Ganz erlich mir EGAL hauptsache das spiel wird Spass machen das ich auch glaube, ich werds mir auf jeden fall Kaufen mich kann nix davon abhalten es zu Kaufen, und cod is doch wohl der Größte witz


----------



## Leandros (6. Juli 2011)

*AW: Erstmal keine Mod-Tool für Battlefield 3*

Ich finds schade. Die BF2 Mods waren immer erste Sahne! 
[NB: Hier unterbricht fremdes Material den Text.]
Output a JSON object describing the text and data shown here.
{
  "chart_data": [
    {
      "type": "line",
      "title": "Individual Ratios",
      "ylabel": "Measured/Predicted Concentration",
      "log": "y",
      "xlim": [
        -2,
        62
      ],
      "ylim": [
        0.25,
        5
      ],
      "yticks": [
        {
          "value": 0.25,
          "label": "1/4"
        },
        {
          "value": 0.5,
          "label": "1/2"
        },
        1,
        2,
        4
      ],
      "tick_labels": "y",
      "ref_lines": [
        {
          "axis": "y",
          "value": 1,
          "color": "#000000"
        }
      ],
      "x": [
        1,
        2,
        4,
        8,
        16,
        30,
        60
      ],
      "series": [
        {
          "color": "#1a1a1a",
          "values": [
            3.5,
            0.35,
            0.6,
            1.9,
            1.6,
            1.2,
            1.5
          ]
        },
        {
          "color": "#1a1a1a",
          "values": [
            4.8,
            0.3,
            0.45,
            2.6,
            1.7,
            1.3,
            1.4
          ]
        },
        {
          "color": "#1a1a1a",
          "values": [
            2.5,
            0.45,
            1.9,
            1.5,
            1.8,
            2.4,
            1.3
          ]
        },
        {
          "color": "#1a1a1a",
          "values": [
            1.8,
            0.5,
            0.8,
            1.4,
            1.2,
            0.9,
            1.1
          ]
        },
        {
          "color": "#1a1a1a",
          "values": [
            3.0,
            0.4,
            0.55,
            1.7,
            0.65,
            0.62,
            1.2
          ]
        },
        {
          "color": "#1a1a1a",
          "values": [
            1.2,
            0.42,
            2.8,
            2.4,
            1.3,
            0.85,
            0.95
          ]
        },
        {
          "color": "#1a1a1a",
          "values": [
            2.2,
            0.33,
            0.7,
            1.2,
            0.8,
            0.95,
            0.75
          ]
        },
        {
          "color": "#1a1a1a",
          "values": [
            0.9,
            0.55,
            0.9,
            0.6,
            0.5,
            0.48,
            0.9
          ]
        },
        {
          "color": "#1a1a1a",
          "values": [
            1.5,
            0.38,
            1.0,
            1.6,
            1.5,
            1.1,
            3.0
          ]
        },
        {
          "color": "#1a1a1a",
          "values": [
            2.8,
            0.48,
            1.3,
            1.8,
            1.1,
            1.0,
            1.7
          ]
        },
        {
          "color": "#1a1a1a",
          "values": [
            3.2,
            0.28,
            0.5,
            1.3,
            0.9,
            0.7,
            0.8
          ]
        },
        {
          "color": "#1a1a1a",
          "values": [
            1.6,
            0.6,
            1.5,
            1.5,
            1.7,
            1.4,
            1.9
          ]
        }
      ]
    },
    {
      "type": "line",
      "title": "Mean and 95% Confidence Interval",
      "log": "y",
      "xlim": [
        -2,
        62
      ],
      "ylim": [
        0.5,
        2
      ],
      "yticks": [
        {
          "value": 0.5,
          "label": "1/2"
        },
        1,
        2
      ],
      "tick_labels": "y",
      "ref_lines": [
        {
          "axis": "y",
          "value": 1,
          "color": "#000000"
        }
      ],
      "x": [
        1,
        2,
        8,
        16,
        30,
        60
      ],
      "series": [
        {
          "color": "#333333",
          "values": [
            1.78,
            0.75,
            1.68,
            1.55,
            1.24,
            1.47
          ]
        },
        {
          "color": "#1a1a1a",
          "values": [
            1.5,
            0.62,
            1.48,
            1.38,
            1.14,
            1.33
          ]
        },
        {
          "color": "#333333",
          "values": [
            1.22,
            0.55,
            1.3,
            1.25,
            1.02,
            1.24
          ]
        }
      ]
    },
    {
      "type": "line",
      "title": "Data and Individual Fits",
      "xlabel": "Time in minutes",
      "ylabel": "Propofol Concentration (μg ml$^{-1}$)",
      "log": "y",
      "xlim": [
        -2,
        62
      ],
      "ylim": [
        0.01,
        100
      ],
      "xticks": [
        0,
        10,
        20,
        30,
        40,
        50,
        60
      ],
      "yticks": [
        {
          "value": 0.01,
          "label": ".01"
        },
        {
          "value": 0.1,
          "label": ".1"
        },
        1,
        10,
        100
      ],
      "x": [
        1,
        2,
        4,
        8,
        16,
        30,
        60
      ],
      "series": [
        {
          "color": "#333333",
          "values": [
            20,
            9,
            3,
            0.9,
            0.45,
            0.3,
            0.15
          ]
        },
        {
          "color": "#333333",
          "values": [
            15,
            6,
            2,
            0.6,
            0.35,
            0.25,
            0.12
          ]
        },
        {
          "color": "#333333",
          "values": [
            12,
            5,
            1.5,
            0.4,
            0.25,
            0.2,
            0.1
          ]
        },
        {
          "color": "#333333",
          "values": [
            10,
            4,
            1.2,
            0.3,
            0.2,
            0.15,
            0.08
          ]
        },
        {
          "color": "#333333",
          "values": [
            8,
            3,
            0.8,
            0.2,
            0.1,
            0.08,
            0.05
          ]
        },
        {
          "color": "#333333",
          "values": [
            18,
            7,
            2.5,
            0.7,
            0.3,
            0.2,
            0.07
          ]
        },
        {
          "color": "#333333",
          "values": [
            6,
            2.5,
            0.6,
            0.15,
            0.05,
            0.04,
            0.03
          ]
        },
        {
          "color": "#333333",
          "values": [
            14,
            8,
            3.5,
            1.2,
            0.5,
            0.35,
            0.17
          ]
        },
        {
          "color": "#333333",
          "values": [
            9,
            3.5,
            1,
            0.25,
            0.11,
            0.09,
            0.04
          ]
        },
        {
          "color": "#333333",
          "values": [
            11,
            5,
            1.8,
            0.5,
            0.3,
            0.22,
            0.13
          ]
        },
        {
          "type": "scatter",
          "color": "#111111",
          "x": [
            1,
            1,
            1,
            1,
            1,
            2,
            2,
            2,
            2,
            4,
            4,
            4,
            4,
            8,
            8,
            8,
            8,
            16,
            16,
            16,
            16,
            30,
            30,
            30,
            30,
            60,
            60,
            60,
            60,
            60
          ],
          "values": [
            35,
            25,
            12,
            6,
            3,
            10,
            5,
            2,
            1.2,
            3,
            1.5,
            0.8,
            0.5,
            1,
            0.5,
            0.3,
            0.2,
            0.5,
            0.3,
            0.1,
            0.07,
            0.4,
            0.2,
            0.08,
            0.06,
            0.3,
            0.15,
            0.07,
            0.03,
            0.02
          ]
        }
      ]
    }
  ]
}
Naja, ich werde mir durch solche News nicht meine Meinung bilden, wenn ich es machen würde, würde ich allerdings sagen, BF3 wird ********


----------



## Superwip (6. Juli 2011)

*AW: Erstmal keine Mod-Tool für Battlefield 3*



> würd mich ned wundern, wenn ein gta V auch nich mehr modbar wäre ^^


 
Na ja... schon GTA:IV war insofern "nicht Modbar" als das Mods von offizieller Seite nie vorgesehen waren und ihnen auch einige Hindernisse in den Weg gelegt wurden (es hat ja auch sehr lange gedauert, bis es etwa erstmals gelungen ist Models auszutauschen), auch bei den Vorgängern gab es zumindest nie ein offizielles Modtool; die GTA Moddingcommunity ist aber einfach so groß, aktiv und proffessionell, dass für all diese Hindernisse Lösungen, inklusive eigener Software, entwickelt wurden...​ 
Am Ende kann man alles Modden außer es wird vom Hersteller mit nicht unerheblichem Aufwand wirklich aktiv verhindert; ohne Mod-Tool ist der Aufwand und das nötige Know-How aber erstmal viel größer​ 


> dann hast du aber nich viel ahnung davon. ohne promodlive wäre cod4 schon tot...


 
Das sehe ich ganz anders: dank Pro Mod ist CoD4 tot

Wenn man einfach einen vernünftigen, halbwegs vollen normalen öffentlichen Server ohne Pro Mod sucht hat man oftmals einfach Pech gehabt; das liegt zum einen an den Nachfolgern aber zu einem nicht unerheblichen Anteil sicher auch am Pro Mod


----------



## EnergyCross (6. Juli 2011)

*AW: Erstmal keine Mod-Tool für Battlefield 3*



CrimsoN 2.0 schrieb:


> Die Levels bestünden aus zu vielen Entwicklungsstufen und wäre damit zu schwer für die Modder.


 

ohh man... ich krieg mich nichmehr ein 

habe in meinem bekanntenkreis bestimmt 7-8 kollegen, die sowas in einem tag machen 
aber die entwickler suchen sich ja anscheinend immer die hellsten köpfe.. naja sieht man 
ich persönlich kann das nicht, habs auch net vor zu lernen oder so


----------



## Freestyler808 (6. Juli 2011)

*AW: Erstmal keine Mod-Tool für Battlefield 3*

naja erstmal das Spiel bringen

und mit Pro Mod geht COD4 erst richtig ab
Desert Eagle Tek9 Stevy


----------



## Superwip (6. Juli 2011)

*AW: Erstmal keine Mod-Tool für Battlefield 3*



> Die Levels bestünden aus zu vielen Entwicklungsstufen und wäre damit zu schwer für die Modder.


 
Ja, das ist offensichtlich eine billige Ausrede

Ich weiß ja nicht, wie eine "Entwicklungsstufe" definiert ist aber z.B. in der Crysis Sandbox 2/3 sind auch einige "Entwicklungsstufen" nötig um ein Level von der Qualität eines offiziellen zu erstellen...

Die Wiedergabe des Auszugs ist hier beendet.